Bütün tefsir kitaplarında Kuranı Kerim'in Tin Suresi'nin ilk ayeti "Vettinivezzeytuni=Andolsun incire ve zeytine" şeklinde tercüme edilmişti.
Mustafa Kemal dine değil uygulanış tarzına, skolastiğe karşıydı. Bu sebeple Cumhuriyetin ilanından başlayarak irtica ile mücadele etti.
1924'te Hilafeti kaldırdı. Medreseler, Şeriye ve Evkaf, tekke ve türbeler yasaklandı, kamusal alanda kılık kıyafetle ilgili yasaklar kondu. 1925'de Şeyh Sait isyanı bastırıldı, önderleri idam edildi.

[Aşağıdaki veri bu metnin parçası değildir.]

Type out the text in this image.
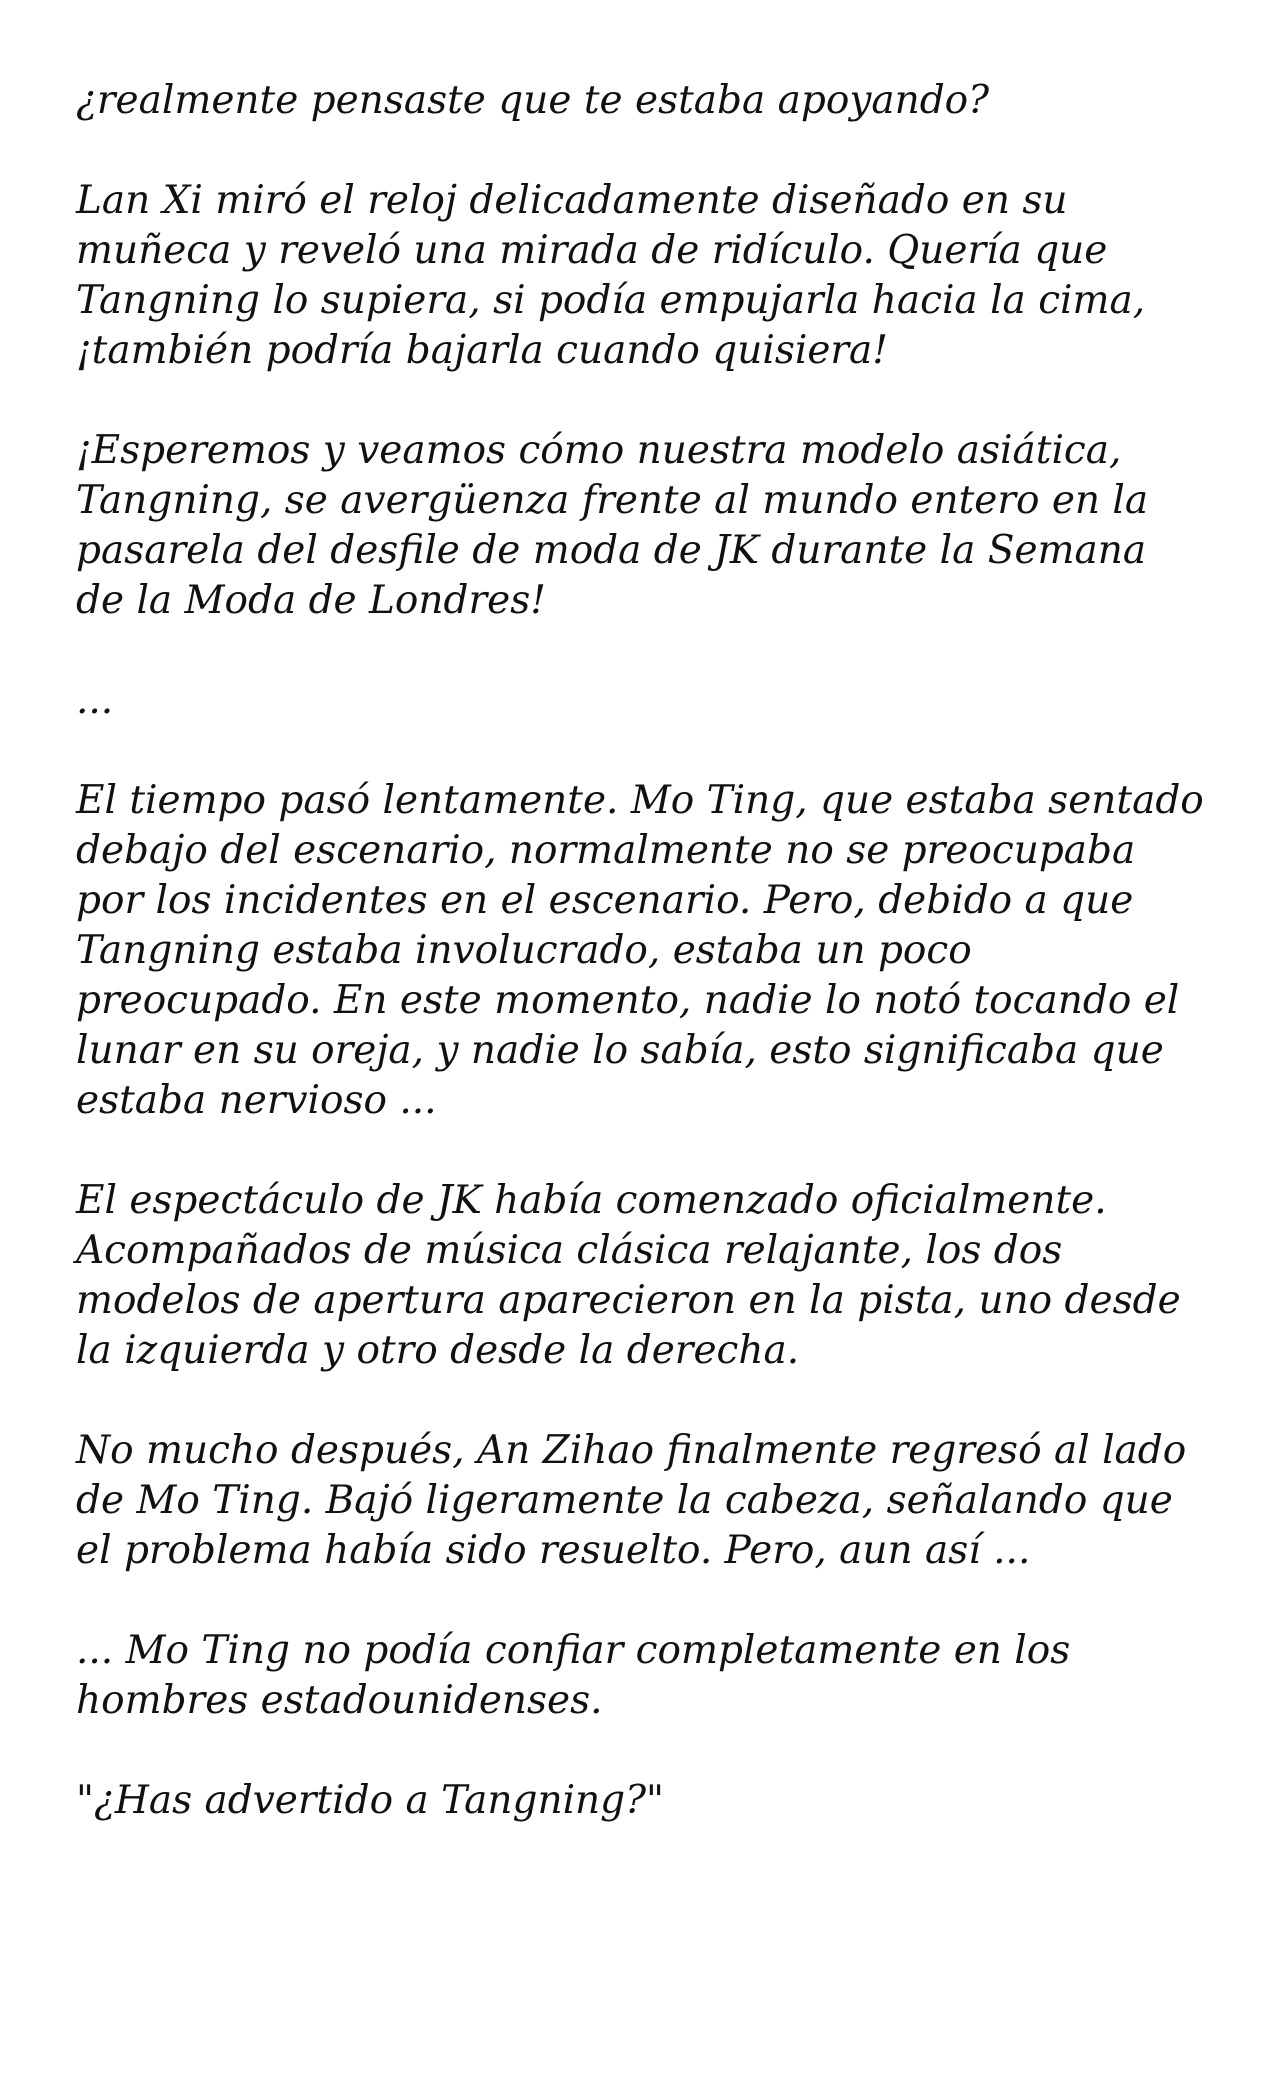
¿realmente pensaste que te estaba apoyando?

Lan Xi miró el reloj delicadamente diseñado en su muñeca y reveló una mirada de ridículo. Quería que Tangning lo supiera, si podía empujarla hacia la cima, ¡también podría bajarla cuando quisiera!

¡Esperemos y veamos cómo nuestra modelo asiática, Tangning, se avergüenza frente al mundo entero en la pasarela del desfile de moda de JK durante la Semana de la Moda de Londres!

...

El tiempo pasó lentamente. Mo Ting, que estaba sentado debajo del escenario, normalmente no se preocupaba por los incidentes en el escenario. Pero, debido a que Tangning estaba involucrado, estaba un poco preocupado. En este momento, nadie lo notó tocando el lunar en su oreja, y nadie lo sabía, esto significaba que estaba nervioso ...

El espectáculo de JK había comenzado oficialmente. Acompañados de música clásica relajante, los dos modelos de apertura aparecieron en la pista, uno desde la izquierda y otro desde la derecha.

No mucho después, An Zihao finalmente regresó al lado de Mo Ting. Bajó ligeramente la cabeza, señalando que el problema había sido resuelto. Pero, aun así ...

... Mo Ting no podía confiar completamente en los hombres estadounidenses.

"¿Has advertido a Tangning?"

"Memleketin her tarafında ulema kisvesini kendiliğinden labis olarak güya ahalinin efkarını temsil, tevcih ve maksatlarına göre teşviş için salahiyet ve vaziyet takınmış olan birçok kimseler vardı. Bunlar uzun zamanların neticesi olarak itikatları istismar etmekte idiler. Alelumum tarikatlarda şeyhlik, dervişlik, seyidlik, çelebilik, emirlik, üfürükçülük ve muskacılık gibi unvan ve sıfatlar bu batıl itikatlar yüzünden mevcudiyetlerini idame ediyorlardı.." (Cumhuriyetin 15. Yılı Kitabından)
Dini devrim hareketleri tekbir, ezan, kamet, sala, hutbe, tefsir faaliyetlerinin Türkçeleştirilmesiyle başladı. Allahu Ekber lafzını çevirmek için görevlendirilen heyet Atatürk'e iki öneri sundu. Birisinde Allah büyüktür, deniliyordu; ikincisinde Tanrı Uludur. Atatürk iki tercümeyi de dinledi ve Tanrı Uludur'u beğendi. 1931'den itibaren ezan Türkçe okunmaya başladı.
"Türk milleti daha dindar olmalıdır, yani bütün sadeliği ile dindar olmalıdır demek istiyorum. Dinime, bizzat hakikate nasıl inanıyorsam buna da öyle inanıyorum." demişti. Bununla, teokratik ve tarikatçı dine karşı, hurafe ve batıl itikatlara karşı akli bir dini kastediyordu.
"İyi biliniz ki Türkiye Cumhhuriyeti şeyhler, dervişler, müritler, meczuplar memleketi olamaz. En doğru, en hakiki tarikat medeniyet tarikatıdır." diyordu. Bu görüşün dayandığı felsefi temeller de vardı: Pozitivizm, rasyonalizm, sekülarizm (Sekülerlik). Bu görüş siyasal bir şekilde, bir tek parti ile ifade edilmişti, kısa süren çokpartili hayat denemeleriyle, ilerici-gerici kutuplaşmasıyla sürmüştü. Atatürk 1938'de vefat etti.